Sunday, December 08, 2013

Didn't the Steelers used to win this sort of game?

The one that got away: Charles Clay scores the winning TD
after Troy Polamalu and Cortex Allen failed to bring him down.
Missed tackles. Blah. Blocked punt. Blah. A Ben Roethlsiberger fumble that led to a Miami touchdown. Poor clock management. Nine penalties. Dropped catches, off-target throws, sloppy play all around.

The Steelers' defense surrendered their 11th play of 50 yards or more this season, and it couldn't have come at a worse time: late in the fourth quarter, when running back Daniel Thomas broke a run for 55 yards on the decisive winning drive where Miami drove 80 yards to score with about three minutes left.

This came after another ineffective punt from Mat McBriar, who bounced one into the end zone for a net of 28 yards.
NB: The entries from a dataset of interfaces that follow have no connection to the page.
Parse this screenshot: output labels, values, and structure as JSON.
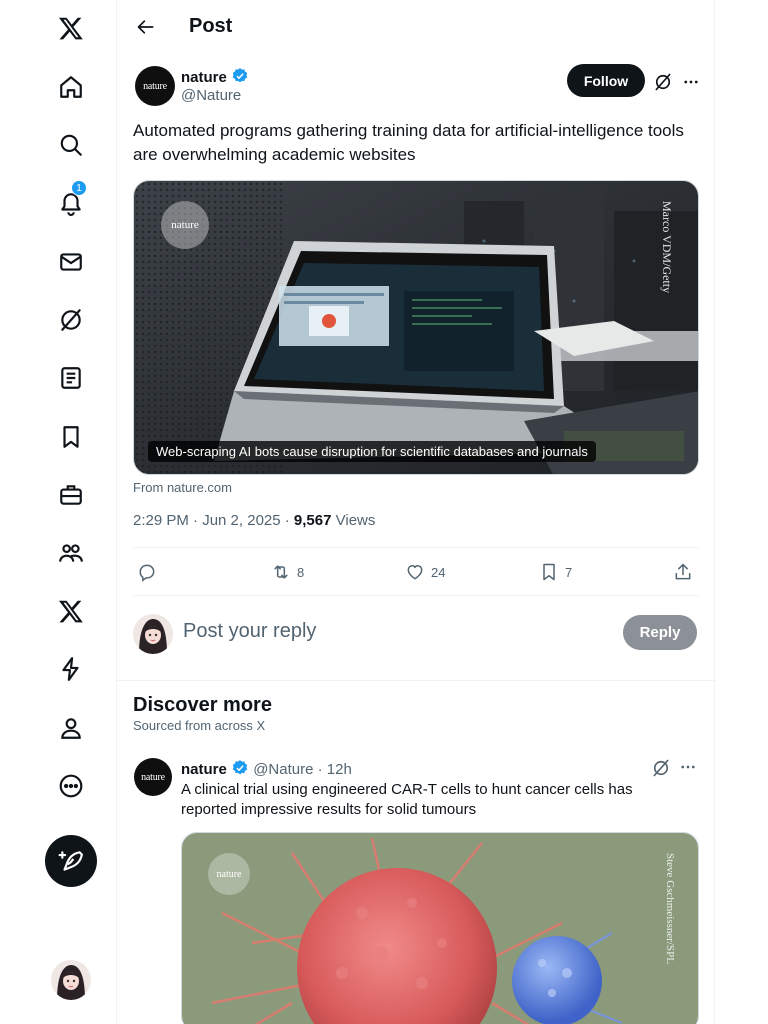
{
  "nav": {
    "items": [
      {
        "name": "x-logo-icon"
      },
      {
        "name": "home-icon"
      },
      {
        "name": "search-icon"
      },
      {
        "name": "notifications-icon",
        "badge": "1"
      },
      {
        "name": "messages-icon"
      },
      {
        "name": "grok-icon"
      },
      {
        "name": "lists-icon"
      },
      {
        "name": "bookmarks-icon"
      },
      {
        "name": "jobs-icon"
      },
      {
        "name": "communities-icon"
      },
      {
        "name": "premium-icon"
      },
      {
        "name": "verified-orgs-icon"
      },
      {
        "name": "profile-icon"
      },
      {
        "name": "more-icon"
      }
    ],
    "compose_icon": "compose-icon"
  },
  "header": {
    "title": "Post"
  },
  "post": {
    "author_name": "nature",
    "author_handle": "@Nature",
    "avatar_text": "nature",
    "follow_label": "Follow",
    "text": "Automated programs gathering training data for artificial-intelligence tools are overwhelming academic websites",
    "card": {
      "logo_text": "nature",
      "credit": "Marco VDM/Getty",
      "caption": "Web-scraping AI bots cause disruption for scientific databases and journals",
      "from": "From nature.com"
    },
    "time": "2:29 PM · Jun 2, 2025 · ",
    "views_count": "9,567",
    "views_label": " Views",
    "stats": {
      "replies": "",
      "reposts": "8",
      "likes": "24",
      "bookmarks": "7"
    }
  },
  "reply": {
    "placeholder": "Post your reply",
    "button_label": "Reply"
  },
  "discover": {
    "title": "Discover more",
    "subtitle": "Sourced from across X"
  },
  "tweet2": {
    "author_name": "nature",
    "author_handle": "@Nature",
    "time": "· 12h",
    "avatar_text": "nature",
    "text": "A clinical trial using engineered CAR-T cells to hunt cancer cells has reported impressive results for solid tumours",
    "media": {
      "logo_text": "nature",
      "credit": "Steve Gschmeissner/SPL"
    }
  },
  "colors": {
    "accent": "#1d9bf0",
    "text": "#0f1419",
    "muted": "#536471",
    "border": "#eff3f4"
  }
}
That meant the Dolphins started their drive on the 20-yard line instead of backed up against their goal line.

The Steelers have had punting problems all season, and today was no different. In the first half, Miami blocked a McBriar punt and went on to score a touchdown. The Dolphins won by six points.

Center Cody Wallace played reasonably well.
On the plus side, the offensive line played reasonably well, and that includes third-string center Cody Wallace, who made his first start six seasons into his NFL career, and tackle Mike Adams.

Antonio Brown played well, although he had a drop, and almost won the game at the end had his momentum not carried him out of bounds. That would have been a play for the ages. Emmanuel Sanders had a touchdown catch among his four receptions but had a drop, too.

On defense, Jason Worilds and Cameron Heyward played well.  Also on the plus side, Mike Tomlin stayed on the sidelines.

Who's Calling the Plays?
Le'Veon Bell carried the ball only 16 times (for 63 yards), and had just one carry in the second quarter after gaining 36 yards on nine carries in the first quarter. We could ask why the Steelers didn't try to run the ball more in classic wintry conditions, especially in the second half. In fact, the question was asked of a testy Ben Roethlisberger during his post-game meeting with the media, and his response was a terse "No idea. Coach Haley's over there. You can ask him."

It was a legitimate question, though, and we hope somebody asks Haley, or Tomlin, and actually gets a meaningful answer, but that's not going to happen. Roethlisberger's response, though, just invites more speculation that there may be, and probably is, tension between Roethlisberger and Haley and provides more evidence of a disconnect between the two.

Oh, by the way, Mike Wallace caught only two passes for 19 yards and was not much of a factor. We didn't expect him to be.

Game Day 13: Miami Dolphins at Pittsburgh Steelers

Warm-weather team visiting a cold-weather city? Joey Porter's Pit Bulls dismiss that. The Dolphins play road games every year in Buffalo, New England and New York (last Sunday, in fact).

Mike Wallace burning a Steelers secondary that has surrendered an astounding 10 plays of 50 yards or more this season? Maybe. But Miami's offense, which hasn't scored 30 points yet this season, simply hasn't been able to put together a vertical game to take advantage of Wallace's speed. Why? don't know. It could be coaching design, or quarterback Ryan Tannehill's unwillingness or inability to throw deep, or the inability of a patchwork offensive line to protect Tannehill, or the ineffectiveness of Miami's running game to set up play action.

Or it might just be Wallace, and the fact that he is a hit or miss player whose performance can be maddeningly erratic.

This season, as noted by the Miami Herald,
"Wallace has only three touchdowns of any length, only two longer than 30 yards, only one on the kind of “go long” routes that open up defenses for everyone else. As far as yards per catch this season, Wallace’s 13.3 barely beats Brian Hartline’s 13.0 yards per catch."
The article containing that quote was headlined, "Mike Wallace Primed to Lead Miami Dolphins," which prompted the immediate thought, "Mike Wallace has been called a lot of things, but 'leader' isn't one of them."

We're not too concerned about Mike Wallace. We're more concerned about Miami's pass rush and ability to take the ball away (16 interceptions in 12 games).